Demand Paging

Optional readings for this topic from Operating Systems: Principles and Practice: Chapter 9.

Overall goal: allow programs to run without all of their information in memory

Keep in memory the information that is being used.
Keep unused information on disk in paging file (also called backing store, or swap space)
Move information back and forth as needed.
Locality: most programs spend most of their time using a small fraction of their code and data.
Ideally: paging produces a memory system with the performance of main memory and the cost/capacity of disk!

When a program is running, each page can be either:

Page Faults

What happens when a process references a page that is in the backing store?

For pages in the backing store, the present bit is cleared in the page map entries.
If present is not set, then a reference to the page causes a trap to the operating system.
These traps are called page faults.
To handle a page fault, the operating system
- Finds a free page frame in memory
- Reads the page in from backing store to the page frame
- Updates the page map entry, setting present
- Resumes execution of the thread

In order for paging to work, hardware must provide two features:

Hardware must save the virtual address that caused the fault (CR2 register in x86).
If the fault occurs in the middle of a complex instruction, hardware must undo any changes made by the instruction, so it can be restarted from the beginning.

Once the basic page fault mechanism is working, the OS has two policy decisions to make:

Most modern OSes use demand fetching:

Start process with no pages loaded, don't load a page into memory until it is referenced.
The pages for a process divide into three groups:
- Read-only code pages: read from the executable file when needed.
- Initialized data pages: on first access, read from executable file.
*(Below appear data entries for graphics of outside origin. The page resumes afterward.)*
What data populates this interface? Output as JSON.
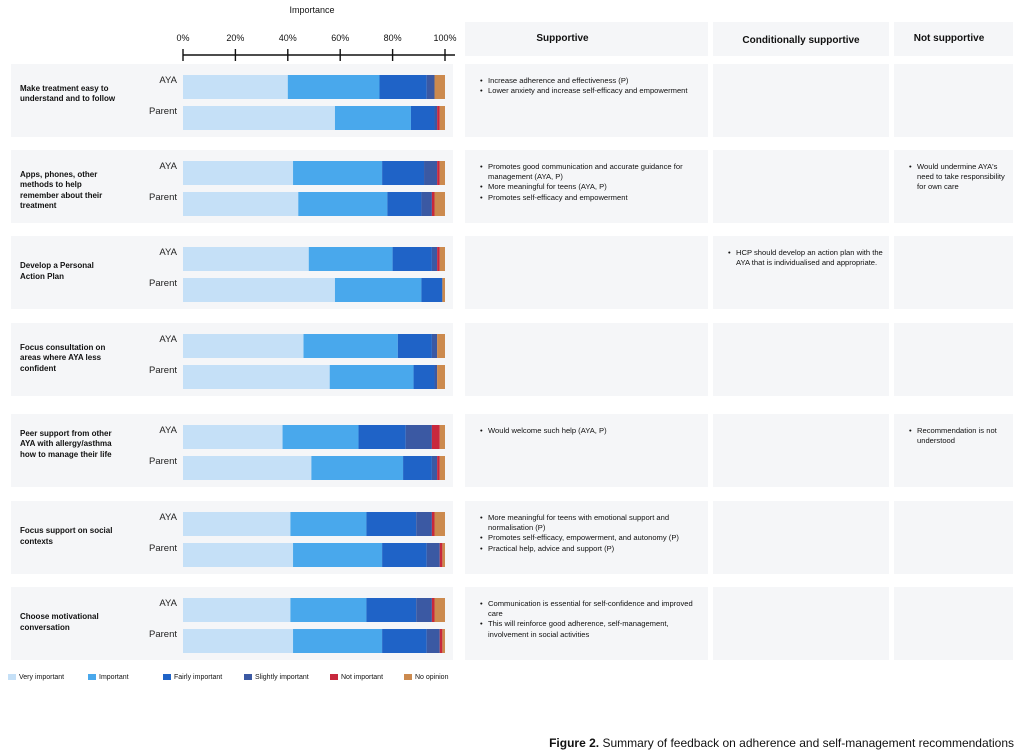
{
  "axis_title": "Importance",
  "column_headers": {
    "supportive": "Supportive",
    "conditional": "Conditionally  supportive",
    "not_supportive": "Not supportive"
  },
  "legend": [
    {
      "label": "Very important",
      "color": "#c5e0f7"
    },
    {
      "label": "Important",
      "color": "#49a8ec"
    },
    {
      "label": "Fairly important",
      "color": "#1f63c7"
    },
    {
      "label": "Slightly important",
      "color": "#3b59a3"
    },
    {
      "label": "Not important",
      "color": "#c8283d"
    },
    {
      "label": "No opinion",
      "color": "#cc8a4e"
    }
  ],
  "rows": [
    {
      "label": "Make treatment easy to understand and to follow",
      "supportive": [
        "Increase adherence and effectiveness (P)",
        "Lower anxiety and increase self-efficacy and empowerment"
      ],
      "conditional": [],
      "not_supportive": []
    },
    {
      "label": "Apps, phones, other methods to help remember about their treatment",
      "supportive": [
        "Promotes good communication and accurate guidance for management (AYA, P)",
        "More meaningful for teens (AYA, P)",
        "Promotes self-efficacy and empowerment"
      ],
      "conditional": [],
      "not_supportive": [
        "Would undermine AYA's need to take responsibility for own care"
      ]
    },
    {
      "label": "Develop a Personal Action Plan",
      "supportive": [],
      "conditional": [
        "HCP should develop an action plan with the AYA that is individualised and appropriate."
      ],
      "not_supportive": []
    },
    {
      "label": "Focus consultation on areas where AYA less confident",
      "supportive": [],
      "conditional": [],
      "not_supportive": []
    },
    {
      "label": "Peer support  from other AYA with allergy/asthma  how to manage their life",
      "supportive": [
        "Would welcome such help (AYA, P)"
      ],
      "conditional": [],
      "not_supportive": [
        "Recommendation is not understood"
      ]
    },
    {
      "label": "Focus support on social contexts",
      "supportive": [
        "More meaningful for teens with emotional support and normalisation (P)",
        "Promotes self-efficacy, empowerment, and autonomy (P)",
        "Practical help, advice and support (P)"
      ],
      "conditional": [],
      "not_supportive": []
    },
    {
      "label": "Choose motivational conversation",
      "supportive": [
        "Communication is essential for self-confidence and improved care",
        "This will reinforce good adherence, self-management, involvement in social activities"
      ],
      "conditional": [],
      "not_supportive": []
    }
  ],
  "chart_data": {
    "type": "bar",
    "orientation": "horizontal-stacked-100",
    "title": "Importance",
    "xlim": [
      0,
      100
    ],
    "xticks": [
      "0%",
      "20%",
      "40%",
      "60%",
      "80%",
      "100%"
    ],
    "categories": [
      "Very important",
      "Important",
      "Fairly important",
      "Slightly important",
      "Not important",
      "No opinion"
    ],
    "groups": [
      {
        "recommendation": "Make treatment easy to understand and to follow",
        "bars": [
          {
            "name": "AYA",
            "values": [
              40,
              35,
              18,
              3,
              0,
              4
            ]
          },
          {
            "name": "Parent",
            "values": [
              58,
              29,
              9,
              1,
              1,
              2
            ]
          }
        ]
      },
      {
        "recommendation": "Apps, phones, other methods to help remember about their treatment",
        "bars": [
          {
            "name": "AYA",
            "values": [
              42,
              34,
              16,
              5,
              1,
              2
            ]
          },
          {
            "name": "Parent",
            "values": [
              44,
              34,
              13,
              4,
              1,
              4
            ]
          }
        ]
      },
      {
        "recommendation": "Develop a Personal Action Plan",
        "bars": [
          {
            "name": "AYA",
            "values": [
              48,
              32,
              15,
              2,
              1,
              2
            ]
          },
          {
            "name": "Parent",
            "values": [
              58,
              33,
              8,
              0,
              0,
              1
            ]
          }
        ]
      },
      {
        "recommendation": "Focus consultation on areas where AYA less confident",
        "bars": [
          {
            "name": "AYA",
            "values": [
              46,
              36,
              13,
              2,
              0,
              3
            ]
          },
          {
            "name": "Parent",
            "values": [
              56,
              32,
              8,
              1,
              0,
              3
            ]
          }
        ]
      },
      {
        "recommendation": "Peer support  from other AYA with allergy/asthma  how to manage their life",
        "bars": [
          {
            "name": "AYA",
            "values": [
              38,
              29,
              18,
              10,
              3,
              2
            ]
          },
          {
            "name": "Parent",
            "values": [
              49,
              35,
              11,
              2,
              1,
              2
            ]
          }
        ]
      },
      {
        "recommendation": "Focus support on social contexts",
        "bars": [
          {
            "name": "AYA",
            "values": [
              41,
              29,
              19,
              6,
              1,
              4
            ]
          },
          {
            "name": "Parent",
            "values": [
              42,
              34,
              17,
              5,
              1,
              1
            ]
          }
        ]
      },
      {
        "recommendation": "Choose motivational conversation",
        "bars": [
          {
            "name": "AYA",
            "values": [
              41,
              29,
              19,
              6,
              1,
              4
            ]
          },
          {
            "name": "Parent",
            "values": [
              42,
              34,
              17,
              5,
              1,
              1
            ]
          }
        ]
      }
    ]
  },
  "caption": {
    "bold": "Figure 2.",
    "text": "Summary of feedback on adherence and self-management recommendations"
  }
}
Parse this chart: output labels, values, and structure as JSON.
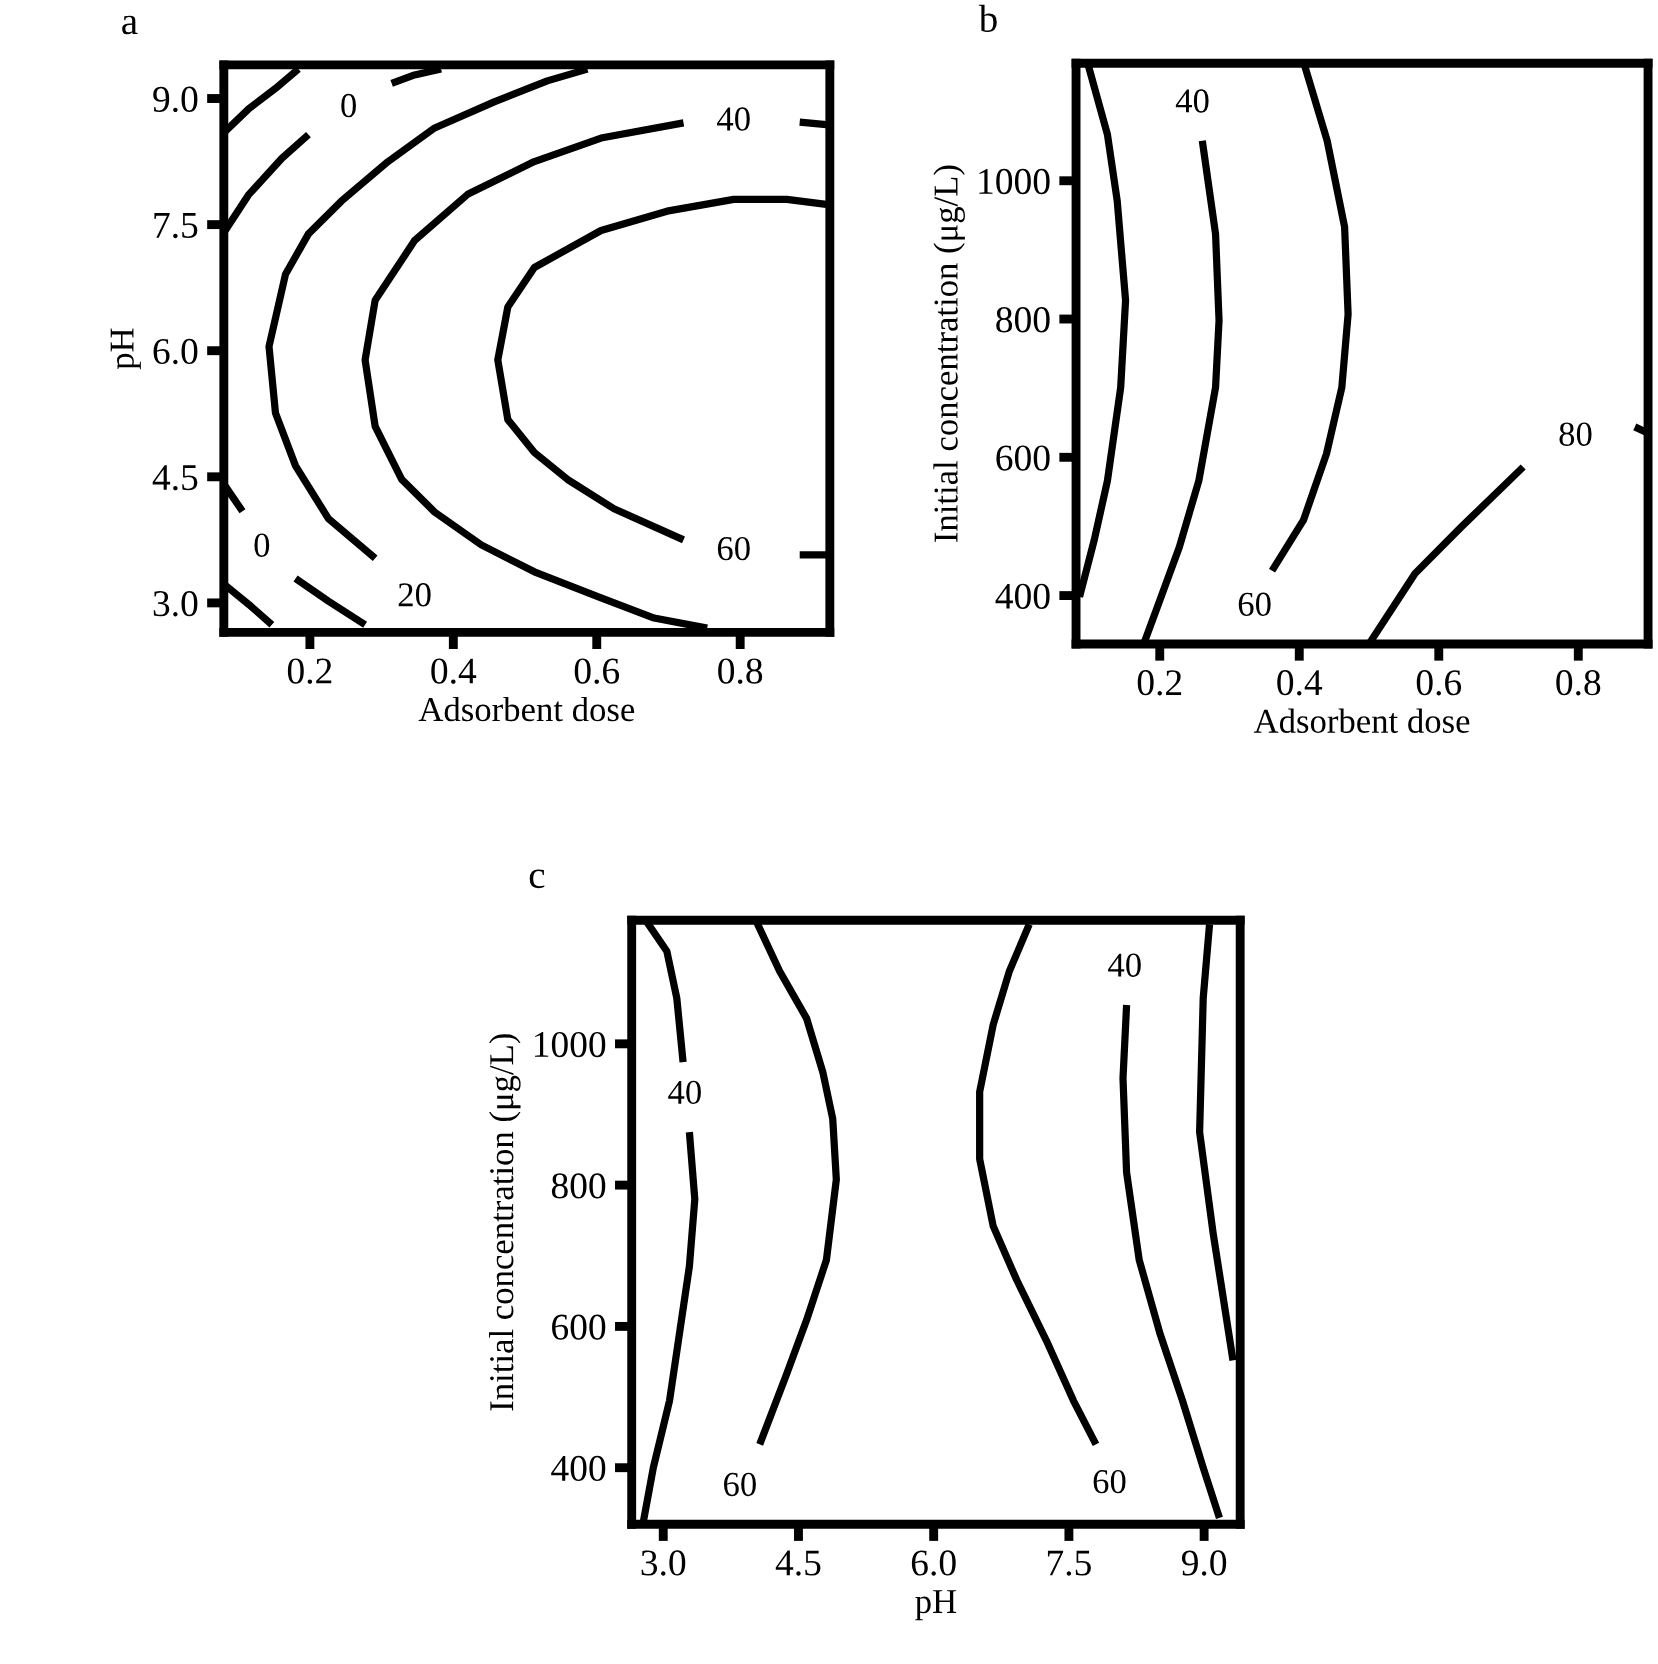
{
  "chart_data": [
    {
      "type": "line",
      "title": "a",
      "xlabel": "Adsorbent dose",
      "ylabel": "pH",
      "xlim": [
        0.08,
        0.925
      ],
      "ylim": [
        2.65,
        9.4
      ],
      "xticks": [
        0.2,
        0.4,
        0.6,
        0.8
      ],
      "yticks": [
        {
          "value": 3,
          "label": "3.0"
        },
        {
          "value": 4.5,
          "label": "4.5"
        },
        {
          "value": 6,
          "label": "6.0"
        },
        {
          "value": 7.5,
          "label": "7.5"
        },
        {
          "value": 9,
          "label": "9.0"
        }
      ],
      "series": [
        {
          "color": "#000000",
          "x": [
            0.082,
            0.115,
            0.152,
            0.184
          ],
          "values": [
            8.61,
            8.88,
            9.12,
            9.35
          ]
        },
        {
          "color": "#000000",
          "x": [
            0.082,
            0.115,
            0.161,
            0.198
          ],
          "values": [
            7.43,
            7.86,
            8.29,
            8.57
          ]
        },
        {
          "color": "#000000",
          "x": [
            0.314,
            0.346,
            0.383
          ],
          "values": [
            9.18,
            9.28,
            9.35
          ]
        },
        {
          "color": "#000000",
          "x": [
            0.587,
            0.531,
            0.457,
            0.374,
            0.309,
            0.244,
            0.198,
            0.166,
            0.143,
            0.152,
            0.18,
            0.226,
            0.291
          ],
          "values": [
            9.35,
            9.21,
            8.96,
            8.65,
            8.25,
            7.78,
            7.39,
            6.91,
            6.05,
            5.26,
            4.63,
            4.0,
            3.53
          ]
        },
        {
          "color": "#000000",
          "x": [
            0.721,
            0.606,
            0.513,
            0.42,
            0.346,
            0.291,
            0.277,
            0.291,
            0.328,
            0.374,
            0.439,
            0.513,
            0.606,
            0.68,
            0.754
          ],
          "values": [
            8.71,
            8.53,
            8.25,
            7.86,
            7.31,
            6.6,
            5.89,
            5.1,
            4.47,
            4.08,
            3.69,
            3.37,
            3.06,
            2.82,
            2.7
          ]
        },
        {
          "color": "#000000",
          "x": [
            0.883,
            0.92
          ],
          "values": [
            8.72,
            8.69
          ]
        },
        {
          "color": "#000000",
          "x": [
            0.92,
            0.865,
            0.791,
            0.698,
            0.606,
            0.513,
            0.476,
            0.462,
            0.476,
            0.513,
            0.559,
            0.624,
            0.721
          ],
          "values": [
            7.74,
            7.8,
            7.8,
            7.66,
            7.43,
            6.99,
            6.52,
            5.89,
            5.18,
            4.79,
            4.47,
            4.12,
            3.75
          ]
        },
        {
          "color": "#000000",
          "x": [
            0.883,
            0.92
          ],
          "values": [
            3.57,
            3.57
          ]
        },
        {
          "color": "#000000",
          "x": [
            0.082,
            0.106
          ],
          "values": [
            4.39,
            4.09
          ]
        },
        {
          "color": "#000000",
          "x": [
            0.082,
            0.115,
            0.147
          ],
          "values": [
            3.21,
            2.98,
            2.74
          ]
        },
        {
          "color": "#000000",
          "x": [
            0.18,
            0.226,
            0.277
          ],
          "values": [
            3.29,
            3.02,
            2.74
          ]
        }
      ],
      "annotations": [
        {
          "text": "0",
          "x": 0.254,
          "y": 8.88
        },
        {
          "text": "40",
          "x": 0.791,
          "y": 8.72
        },
        {
          "text": "60",
          "x": 0.791,
          "y": 3.61
        },
        {
          "text": "0",
          "x": 0.133,
          "y": 3.65
        },
        {
          "text": "20",
          "x": 0.346,
          "y": 3.06
        }
      ]
    },
    {
      "type": "line",
      "title": "b",
      "xlabel": "Adsorbent dose",
      "ylabel": "Initial concentration (μg/L)",
      "xlim": [
        0.08,
        0.9
      ],
      "ylim": [
        330,
        1170
      ],
      "xticks": [
        0.2,
        0.4,
        0.6,
        0.8
      ],
      "yticks": [
        400,
        600,
        800,
        1000
      ],
      "series": [
        {
          "color": "#000000",
          "x": [
            0.097,
            0.125,
            0.139,
            0.151,
            0.144,
            0.125,
            0.106,
            0.085
          ],
          "values": [
            1169,
            1067,
            971,
            827,
            701,
            566,
            480,
            398
          ]
        },
        {
          "color": "#000000",
          "x": [
            0.261,
            0.28,
            0.285,
            0.28,
            0.256,
            0.228,
            0.2,
            0.177
          ],
          "values": [
            1058,
            923,
            798,
            701,
            566,
            470,
            393,
            330
          ]
        },
        {
          "color": "#000000",
          "x": [
            0.407,
            0.44,
            0.465,
            0.47,
            0.461,
            0.439,
            0.406,
            0.361
          ],
          "values": [
            1169,
            1058,
            933,
            807,
            701,
            605,
            509,
            436
          ]
        },
        {
          "color": "#000000",
          "x": [
            0.5,
            0.566,
            0.632,
            0.721
          ],
          "values": [
            330,
            432,
            499,
            586
          ]
        },
        {
          "color": "#000000",
          "x": [
            0.881,
            0.898
          ],
          "values": [
            644,
            636
          ]
        }
      ],
      "annotations": [
        {
          "text": "40",
          "x": 0.247,
          "y": 1111
        },
        {
          "text": "60",
          "x": 0.336,
          "y": 383
        },
        {
          "text": "80",
          "x": 0.796,
          "y": 629
        }
      ]
    },
    {
      "type": "line",
      "title": "c",
      "xlabel": "pH",
      "ylabel": "Initial concentration (μg/L)",
      "xlim": [
        2.65,
        9.4
      ],
      "ylim": [
        320,
        1175
      ],
      "xticks": [
        {
          "value": 3,
          "label": "3.0"
        },
        {
          "value": 4.5,
          "label": "4.5"
        },
        {
          "value": 6,
          "label": "6.0"
        },
        {
          "value": 7.5,
          "label": "7.5"
        },
        {
          "value": 9,
          "label": "9.0"
        }
      ],
      "yticks": [
        400,
        600,
        800,
        1000
      ],
      "series": [
        {
          "color": "#000000",
          "x": [
            2.81,
            3.04,
            3.15,
            3.22
          ],
          "values": [
            1174,
            1131,
            1065,
            974
          ]
        },
        {
          "color": "#000000",
          "x": [
            3.29,
            3.35,
            3.29,
            3.18,
            3.07,
            2.89,
            2.78
          ],
          "values": [
            875,
            780,
            685,
            590,
            495,
            400,
            324
          ]
        },
        {
          "color": "#000000",
          "x": [
            4.03,
            4.29,
            4.59,
            4.77,
            4.88,
            4.92,
            4.81,
            4.59,
            4.37,
            4.07
          ],
          "values": [
            1174,
            1103,
            1036,
            960,
            894,
            808,
            694,
            609,
            533,
            433
          ]
        },
        {
          "color": "#000000",
          "x": [
            7.06,
            6.84,
            6.66,
            6.51,
            6.51,
            6.66,
            6.92,
            7.25,
            7.55,
            7.8
          ],
          "values": [
            1169,
            1103,
            1027,
            932,
            837,
            742,
            666,
            580,
            495,
            433
          ]
        },
        {
          "color": "#000000",
          "x": [
            8.14,
            8.1,
            8.14,
            8.28,
            8.51,
            8.76,
            8.99,
            9.17
          ],
          "values": [
            1055,
            951,
            818,
            694,
            590,
            495,
            400,
            329
          ]
        },
        {
          "color": "#000000",
          "x": [
            9.06,
            8.99,
            8.95,
            9.1,
            9.32
          ],
          "values": [
            1169,
            1065,
            875,
            732,
            552
          ]
        }
      ],
      "annotations": [
        {
          "text": "40",
          "x": 3.24,
          "y": 927
        },
        {
          "text": "60",
          "x": 3.85,
          "y": 372
        },
        {
          "text": "40",
          "x": 8.12,
          "y": 1107
        },
        {
          "text": "60",
          "x": 7.95,
          "y": 376
        }
      ]
    }
  ]
}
Once loaded, save to the paging file since contents may have changed.
- Uninitialized data pages (stack, malloc): on first access, just clear memory to all zeros. When paging out, save to the paging file.

Prefetching: try to predict when pages will be needed and load them ahead of time to avoid page faults.

Requires predicting the future, so hard to do.
One approach: when taking a page fault, read many pages instead of just one (wins if program accesses memory sequentially).

Once all of memory is in use, will need to throw out one page each time there is a page fault.

Random: pick any page at random (works surprisingly well!)

FIFO: throw out the page that has been in memory longest.

MIN: The optimal algorithm requires us to predict the future.

Least Recently Used (LRU): use the past to predict the future.

Implementing LRU: need hardware support to keep track of which pages have been used recently.

Perfect LRU?
- Keep a hardware register for each page, store system clock into that register on each memory reference.
- To choose page for placement, scan through all pages to find the one with the oldest clock.
- Hardware costs prohibitive in the early days of paging; also, expensive to scan all pages during replacement.
- No machines have actually implemented this.
Current computers settle for an approximation that is efficient. Just find an old page, not necessarily the oldest.

Two extra bits in each page map entry:

Clock algorithm (also called second chance algorithm). To choose page for placement:

Cycle through pages in order (circularly).
If the current page has been referenced, then don't replace it; just clear the reference bit and continue to the next page.
If the page has not been referenced since the last time we checked it, then replace that page.
Optionally: if the dirty bit is set, don't replace this page now, but clear the dirty bit and start writing the page to disk.

How to implement page replacement when there are multiple processes running in the system?

Global replacement:
- All pages from all processes lumped into a single replacement pool.
- Each process competes with all the other processes for page frames.
Per-process replacement:
- Each process has a separate pool of pages.
- A page fault in one process can only replace one of its own frames.
- Eliminates interference from other processes.
- Dilemma: how many page frames to allocate to each process? Poor choice can result in inefficient memory usage.
Most systems use global replacement.

What happens if memory gets overcommitted?

Suppose the pages being actively used by the current threads don't all fit in physical memory.
Each page fault causes one of the active pages to be moved to disk, so another page fault will occur soon.
Just run another thread?
The system will spend all its time reading and writing pages, and won't get much work done.
This situation is called thrashing; it was a serious problem in early timesharing machines with dozens or hundreds of users:
- Why should I stop my processes just so you can make progress?
- System had to handle thrashing automatically: stop running some processes for a while.
With personal computers, users can notice thrashing and kill some processes, so that others can make progress.
Memory is cheap enough that there's no point in operating a machine in a range where memory is even slightly overcommitted; better to just buy more memory.